Who is the largest distributor of Megs products in the UK?


----------



## maarten22 (Jan 11, 2010)

Any news on this stuff?


----------



## npinks (Feb 25, 2008)

quite interested in the DA Compound system, just watched the video and seems straight forward, with good result, though i am wondering how it will react on soft to hard paints


----------



## gmblack3 (May 14, 2007)

npinks said:


> quite interested in the DA Compound system, just watched the video and seems straight forward, with good result, though i am wondering how it will react on soft to hard paints


Works great for me on all paint types. As with all non-diminishing abrasives, pressure dictates the level of cut.


----------



## Toolman (Nov 17, 2007)

Used it about a month ago..short summary: it performs way below many other coating products that I have tried. Low hardness (probably 2~3H), not great durability, way too expensive and to top it all, it turns a white paint slightly yellowish! Now that's a big turn off


----------



## Porta (Jan 3, 2007)

Toolman said:


> Used it about a month ago..short summary: it performs way below many other coating products that I have tried. Low hardness (probably 2~3H), not great durability, way too expensive and to top it all, it turns a white paint slightly yellowish! Now that's a big turn off


So, you basicly says that Gzox and Gtechniq runs circles around Meguiars glass coat, huh?
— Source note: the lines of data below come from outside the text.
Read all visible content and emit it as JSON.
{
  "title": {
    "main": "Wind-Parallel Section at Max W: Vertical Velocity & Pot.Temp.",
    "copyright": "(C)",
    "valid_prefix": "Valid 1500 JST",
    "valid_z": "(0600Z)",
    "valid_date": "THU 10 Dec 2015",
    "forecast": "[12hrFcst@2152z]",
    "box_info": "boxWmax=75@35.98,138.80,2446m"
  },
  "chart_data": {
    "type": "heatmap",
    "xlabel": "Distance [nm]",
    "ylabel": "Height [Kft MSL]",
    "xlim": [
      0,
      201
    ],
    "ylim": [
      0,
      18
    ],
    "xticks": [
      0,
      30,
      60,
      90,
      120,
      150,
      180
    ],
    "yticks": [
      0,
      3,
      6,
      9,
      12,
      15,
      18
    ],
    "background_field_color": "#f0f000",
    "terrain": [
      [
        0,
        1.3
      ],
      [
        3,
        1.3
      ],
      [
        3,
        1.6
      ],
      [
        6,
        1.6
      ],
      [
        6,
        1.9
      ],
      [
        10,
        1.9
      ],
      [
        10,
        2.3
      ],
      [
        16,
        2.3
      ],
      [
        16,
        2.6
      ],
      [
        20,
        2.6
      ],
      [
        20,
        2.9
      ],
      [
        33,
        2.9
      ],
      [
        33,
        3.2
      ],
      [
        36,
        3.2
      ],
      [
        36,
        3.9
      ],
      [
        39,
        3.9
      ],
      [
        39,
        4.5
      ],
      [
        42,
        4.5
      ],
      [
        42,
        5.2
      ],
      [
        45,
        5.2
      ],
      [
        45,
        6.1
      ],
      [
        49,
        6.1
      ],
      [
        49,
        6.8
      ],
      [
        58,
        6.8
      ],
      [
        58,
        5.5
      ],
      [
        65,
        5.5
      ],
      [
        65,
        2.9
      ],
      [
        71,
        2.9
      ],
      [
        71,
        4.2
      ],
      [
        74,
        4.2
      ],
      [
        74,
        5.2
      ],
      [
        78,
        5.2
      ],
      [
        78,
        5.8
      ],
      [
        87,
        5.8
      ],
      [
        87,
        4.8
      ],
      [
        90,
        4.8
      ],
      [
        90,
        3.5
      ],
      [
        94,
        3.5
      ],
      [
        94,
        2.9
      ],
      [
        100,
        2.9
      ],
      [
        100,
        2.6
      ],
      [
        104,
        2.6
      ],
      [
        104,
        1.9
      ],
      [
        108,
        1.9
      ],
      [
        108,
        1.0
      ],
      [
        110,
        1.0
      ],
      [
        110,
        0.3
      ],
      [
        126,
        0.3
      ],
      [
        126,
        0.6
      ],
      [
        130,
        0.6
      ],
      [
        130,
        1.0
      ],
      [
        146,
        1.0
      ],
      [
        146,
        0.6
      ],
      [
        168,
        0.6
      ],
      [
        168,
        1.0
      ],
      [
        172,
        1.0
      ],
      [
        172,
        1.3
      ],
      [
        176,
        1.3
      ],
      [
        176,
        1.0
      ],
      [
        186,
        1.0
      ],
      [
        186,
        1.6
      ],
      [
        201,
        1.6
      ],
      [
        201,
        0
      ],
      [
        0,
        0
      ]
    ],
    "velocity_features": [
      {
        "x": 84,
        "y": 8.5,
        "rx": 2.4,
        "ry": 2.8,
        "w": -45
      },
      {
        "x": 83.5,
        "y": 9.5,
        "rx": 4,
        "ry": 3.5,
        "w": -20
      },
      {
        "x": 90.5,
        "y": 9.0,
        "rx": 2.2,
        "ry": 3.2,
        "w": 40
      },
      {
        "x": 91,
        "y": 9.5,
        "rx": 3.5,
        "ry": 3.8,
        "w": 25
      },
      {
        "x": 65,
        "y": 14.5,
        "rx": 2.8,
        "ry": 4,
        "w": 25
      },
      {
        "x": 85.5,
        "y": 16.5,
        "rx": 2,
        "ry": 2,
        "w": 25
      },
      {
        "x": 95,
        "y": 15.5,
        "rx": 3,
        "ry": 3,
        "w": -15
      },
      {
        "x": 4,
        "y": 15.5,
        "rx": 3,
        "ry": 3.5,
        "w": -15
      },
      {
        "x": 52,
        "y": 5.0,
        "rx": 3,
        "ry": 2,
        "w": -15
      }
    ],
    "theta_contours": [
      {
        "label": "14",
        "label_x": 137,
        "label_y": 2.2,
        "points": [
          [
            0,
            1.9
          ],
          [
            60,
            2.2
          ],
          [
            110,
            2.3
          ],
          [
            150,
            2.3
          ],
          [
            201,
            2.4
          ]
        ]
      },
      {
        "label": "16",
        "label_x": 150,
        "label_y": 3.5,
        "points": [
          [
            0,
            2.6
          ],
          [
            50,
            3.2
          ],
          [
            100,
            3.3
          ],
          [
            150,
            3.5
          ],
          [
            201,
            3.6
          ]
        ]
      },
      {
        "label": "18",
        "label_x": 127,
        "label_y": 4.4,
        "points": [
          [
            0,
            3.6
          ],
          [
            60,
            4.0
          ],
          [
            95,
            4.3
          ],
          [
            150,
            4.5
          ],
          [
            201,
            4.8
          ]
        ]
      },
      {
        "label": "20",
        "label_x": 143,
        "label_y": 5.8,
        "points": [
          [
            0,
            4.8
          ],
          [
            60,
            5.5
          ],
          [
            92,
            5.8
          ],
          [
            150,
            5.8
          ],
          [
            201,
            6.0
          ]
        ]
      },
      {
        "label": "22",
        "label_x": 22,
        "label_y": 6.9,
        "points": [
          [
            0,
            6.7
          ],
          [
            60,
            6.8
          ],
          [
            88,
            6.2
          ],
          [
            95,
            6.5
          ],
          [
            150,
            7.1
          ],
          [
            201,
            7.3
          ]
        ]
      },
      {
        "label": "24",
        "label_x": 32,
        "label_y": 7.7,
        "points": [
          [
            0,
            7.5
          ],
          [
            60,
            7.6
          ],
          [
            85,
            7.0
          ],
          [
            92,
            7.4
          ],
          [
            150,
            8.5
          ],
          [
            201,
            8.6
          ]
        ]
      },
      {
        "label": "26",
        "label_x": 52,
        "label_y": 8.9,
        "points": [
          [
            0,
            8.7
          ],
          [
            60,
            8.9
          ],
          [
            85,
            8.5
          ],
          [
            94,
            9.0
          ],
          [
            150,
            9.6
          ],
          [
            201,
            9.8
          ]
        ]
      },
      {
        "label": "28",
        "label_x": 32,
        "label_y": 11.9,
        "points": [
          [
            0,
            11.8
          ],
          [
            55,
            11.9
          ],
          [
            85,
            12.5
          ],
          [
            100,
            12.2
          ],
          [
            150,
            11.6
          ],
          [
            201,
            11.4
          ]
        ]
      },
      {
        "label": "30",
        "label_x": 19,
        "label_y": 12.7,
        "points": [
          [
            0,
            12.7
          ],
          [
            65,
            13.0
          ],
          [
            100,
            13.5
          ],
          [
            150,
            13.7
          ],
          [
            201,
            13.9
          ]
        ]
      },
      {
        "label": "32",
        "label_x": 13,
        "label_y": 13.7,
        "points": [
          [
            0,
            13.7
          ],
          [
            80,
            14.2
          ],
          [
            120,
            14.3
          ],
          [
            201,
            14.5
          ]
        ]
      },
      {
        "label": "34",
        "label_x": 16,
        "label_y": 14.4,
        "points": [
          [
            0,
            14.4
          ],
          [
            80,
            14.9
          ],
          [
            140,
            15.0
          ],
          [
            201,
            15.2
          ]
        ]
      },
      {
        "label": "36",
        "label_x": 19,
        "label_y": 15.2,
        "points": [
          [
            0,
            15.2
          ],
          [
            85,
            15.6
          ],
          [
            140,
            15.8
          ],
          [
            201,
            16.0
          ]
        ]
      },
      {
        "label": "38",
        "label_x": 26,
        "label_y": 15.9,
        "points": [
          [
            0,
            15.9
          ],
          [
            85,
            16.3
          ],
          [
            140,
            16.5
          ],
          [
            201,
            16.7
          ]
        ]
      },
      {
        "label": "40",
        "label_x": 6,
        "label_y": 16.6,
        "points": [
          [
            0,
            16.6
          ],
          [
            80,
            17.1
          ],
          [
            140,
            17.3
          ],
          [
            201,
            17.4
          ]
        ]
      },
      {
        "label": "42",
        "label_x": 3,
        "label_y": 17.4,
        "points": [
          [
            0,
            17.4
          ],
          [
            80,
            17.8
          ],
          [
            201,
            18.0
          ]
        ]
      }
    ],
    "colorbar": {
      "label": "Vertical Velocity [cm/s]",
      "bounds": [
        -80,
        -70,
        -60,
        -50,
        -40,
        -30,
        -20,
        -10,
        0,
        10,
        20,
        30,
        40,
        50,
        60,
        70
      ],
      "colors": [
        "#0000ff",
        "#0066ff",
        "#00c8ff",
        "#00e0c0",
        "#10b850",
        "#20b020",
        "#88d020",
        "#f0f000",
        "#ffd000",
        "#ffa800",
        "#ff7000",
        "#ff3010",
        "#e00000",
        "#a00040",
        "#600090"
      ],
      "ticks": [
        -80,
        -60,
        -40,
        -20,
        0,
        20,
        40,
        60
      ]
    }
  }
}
Nice to see you post again, mate :thumb:


----------



## dave_CF_Prez (Jan 26, 2012)

Looking to have some M101 shipped over here to the States. Can anyone help me out?

thanks
dave


----------



## amiller (Jan 1, 2009)

dave_CF_Prez said:


> Looking to have some M101 shipped over here to the States. Can anyone help me out?
> 
> thanks
> dave


I can't find it for sale anywhere in the UK (yet). I know that a few distributers have (literally) just got samples in, so probably a few weeks before retail even here.


----------